Barbara Lewin, a nutritionist who has advised international athletes on their dietary health for almost two decades, thinks not.
"Health-wise, if he were eating like this long-term, he'd probably be having to see a cardiologist regularly," Mrs Lewin told the BBC.
She recommended cutting out the egg yolks, replacing the white bread with whole-wheat, throwing some fruit and vegetables into the mix, and spreading the food out over the day with regular snacking.
But while the quality of the calories consumed by the six-foot four-inch (1.93m) swimmer may not seem healthy, Ms Lewin suggested there are good reasons behind Mr Phelps' diet.
"I've worked with more than 1,000 endurance athletes - swimmers and runners - and one of the most common problems they have is glycogen depletion - the result of not getting enough carbohydrates," she said.
"Nine out of 10 times the reason an athlete doesn't reach their personal best is because they're not getting enough carbohydrates and that's what your muscles need for food."
Carb counting
Phelps won his sixth gold medal in Beijing in the 200m medley on Friday, and will be aiming to equal fellow American Mark Spitz's record of winning seven gold medals in a single Olympic games when he takes to the pool for Saturday's 100m fly.

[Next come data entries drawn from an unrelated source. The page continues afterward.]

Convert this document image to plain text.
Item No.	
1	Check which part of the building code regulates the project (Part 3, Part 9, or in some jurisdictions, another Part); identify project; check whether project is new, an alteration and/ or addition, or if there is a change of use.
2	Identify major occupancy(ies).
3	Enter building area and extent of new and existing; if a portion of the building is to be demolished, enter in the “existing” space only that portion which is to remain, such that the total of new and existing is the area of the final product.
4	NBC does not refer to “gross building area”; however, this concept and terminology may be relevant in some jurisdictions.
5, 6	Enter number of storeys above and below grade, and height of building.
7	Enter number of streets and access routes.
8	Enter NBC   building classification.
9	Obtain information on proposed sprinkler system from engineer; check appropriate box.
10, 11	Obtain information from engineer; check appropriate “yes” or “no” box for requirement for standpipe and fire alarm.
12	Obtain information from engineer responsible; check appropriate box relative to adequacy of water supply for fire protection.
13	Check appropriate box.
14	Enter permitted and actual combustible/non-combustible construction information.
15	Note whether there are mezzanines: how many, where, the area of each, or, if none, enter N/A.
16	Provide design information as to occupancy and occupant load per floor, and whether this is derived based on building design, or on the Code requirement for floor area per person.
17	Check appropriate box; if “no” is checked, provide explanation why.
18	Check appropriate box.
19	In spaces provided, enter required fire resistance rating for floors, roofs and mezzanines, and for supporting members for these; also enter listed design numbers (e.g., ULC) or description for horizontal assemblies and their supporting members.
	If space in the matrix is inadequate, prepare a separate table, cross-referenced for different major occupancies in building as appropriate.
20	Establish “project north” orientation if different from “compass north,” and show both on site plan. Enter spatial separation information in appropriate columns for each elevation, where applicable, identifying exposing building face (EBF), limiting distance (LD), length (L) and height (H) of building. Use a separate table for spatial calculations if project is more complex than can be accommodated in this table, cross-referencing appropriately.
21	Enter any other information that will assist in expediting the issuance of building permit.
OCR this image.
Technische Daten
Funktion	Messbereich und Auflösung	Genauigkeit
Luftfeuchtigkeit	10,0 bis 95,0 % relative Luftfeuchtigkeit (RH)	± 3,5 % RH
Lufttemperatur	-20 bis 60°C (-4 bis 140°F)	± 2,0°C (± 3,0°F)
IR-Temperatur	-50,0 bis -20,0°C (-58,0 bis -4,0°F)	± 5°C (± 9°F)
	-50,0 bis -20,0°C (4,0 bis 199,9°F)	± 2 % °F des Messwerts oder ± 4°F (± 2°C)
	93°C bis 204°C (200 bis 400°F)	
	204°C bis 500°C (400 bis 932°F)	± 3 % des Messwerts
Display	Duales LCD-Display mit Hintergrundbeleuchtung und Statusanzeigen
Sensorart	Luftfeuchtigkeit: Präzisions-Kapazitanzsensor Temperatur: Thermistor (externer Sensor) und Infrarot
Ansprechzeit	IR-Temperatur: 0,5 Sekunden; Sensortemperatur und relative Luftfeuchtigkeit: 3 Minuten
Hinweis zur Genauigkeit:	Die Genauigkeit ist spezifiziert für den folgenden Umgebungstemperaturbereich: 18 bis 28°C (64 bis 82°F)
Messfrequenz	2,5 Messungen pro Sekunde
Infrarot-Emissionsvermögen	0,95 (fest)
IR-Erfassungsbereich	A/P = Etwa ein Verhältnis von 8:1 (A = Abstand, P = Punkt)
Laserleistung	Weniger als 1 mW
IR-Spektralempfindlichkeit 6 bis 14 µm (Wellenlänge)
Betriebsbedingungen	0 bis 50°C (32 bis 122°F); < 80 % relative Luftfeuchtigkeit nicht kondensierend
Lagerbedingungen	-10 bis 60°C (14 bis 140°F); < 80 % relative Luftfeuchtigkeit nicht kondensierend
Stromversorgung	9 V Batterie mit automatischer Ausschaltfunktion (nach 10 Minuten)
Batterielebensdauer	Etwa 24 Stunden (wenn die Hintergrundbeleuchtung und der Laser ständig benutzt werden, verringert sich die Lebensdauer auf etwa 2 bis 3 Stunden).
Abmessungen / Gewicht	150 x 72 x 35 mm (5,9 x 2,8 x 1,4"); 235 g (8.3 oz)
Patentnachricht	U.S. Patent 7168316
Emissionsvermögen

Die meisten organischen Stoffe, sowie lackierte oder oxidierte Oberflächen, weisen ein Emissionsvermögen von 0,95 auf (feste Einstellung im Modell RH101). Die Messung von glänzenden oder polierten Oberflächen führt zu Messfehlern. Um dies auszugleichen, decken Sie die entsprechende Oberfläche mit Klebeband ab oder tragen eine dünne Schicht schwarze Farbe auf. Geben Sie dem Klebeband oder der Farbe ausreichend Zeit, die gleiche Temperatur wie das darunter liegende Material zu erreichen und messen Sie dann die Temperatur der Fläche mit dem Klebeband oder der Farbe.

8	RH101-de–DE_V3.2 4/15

He will break Spitz's 36-year record if his team qualify, and go on to win, Sunday's 4x100m relay.
The very process of challenging that record entails a hectic schedule of heats, semi-finals and finals.
Between winning his 10th gold medal in the 200m butterfly - which made him history's most successful Olympian - and his 11th in the men's 4x200m relay, Phelps had just an hour between races.
With that kind of turn-around, topping up his carbohydrate count is key, Ms Lewin suggested. The copious amount of refined carbohydrates consumed in the bread and pasta he eats will digest quickly and give the swimmer instant energy.
Phelps, who weighs around 85kg (187lbs), understands this. Asked what was needed to continue his gold-medal winning streak, he said simply: "Get some calories into my system and try to recover the best I can."
Keeping his carbohydrates topped up between races, said Ms Lewin, is important for avoiding what athletes call "hitting the wall" - that stage in an endurance competition when the body has used up all its carbohydrate fuel (sometimes known as muscle glycogen) and instead starts the much less efficient process of burning fat for energy.
Fat pile-on
The Phelps diet is not recommended for everyone. Due to his muscle-intensive physique, the swimmer's metabolism - the process of converting food into energy - far exceeds that of a more average man, said Jeff Kotterman, director of the US National Association of Sports Nutrition.
"It's a combination of peak performance coupled with the fact that he has an enormous metabolism - he burns more calories sitting at a desk than a lot of people burn walking," Mr Kotterman told the BBC.
He suggested Phelps, with an estimated 8% body fat, probably burns 1,000 calories per hour during his swimming training, compared to the equivalent exercise for an average person - vigorous walking - that would burn between 170 and 240 calories.
Consequently, trying to emulate the Phelps diet by consuming up to 12,000 calories a day in order to attain his physique would more than likely come to a wobbly end.
One pound of fat has roughly 3,500 calories, so an ordinary man could put on almost three pounds of fat a day.
But then again, Michael Phelps - who has now won the 400m medley, 200m freestyle, 200m butterfly, 4x100m free relay, 4x200m free relay and the 200m medley in world record times - is clearly no ordinary man.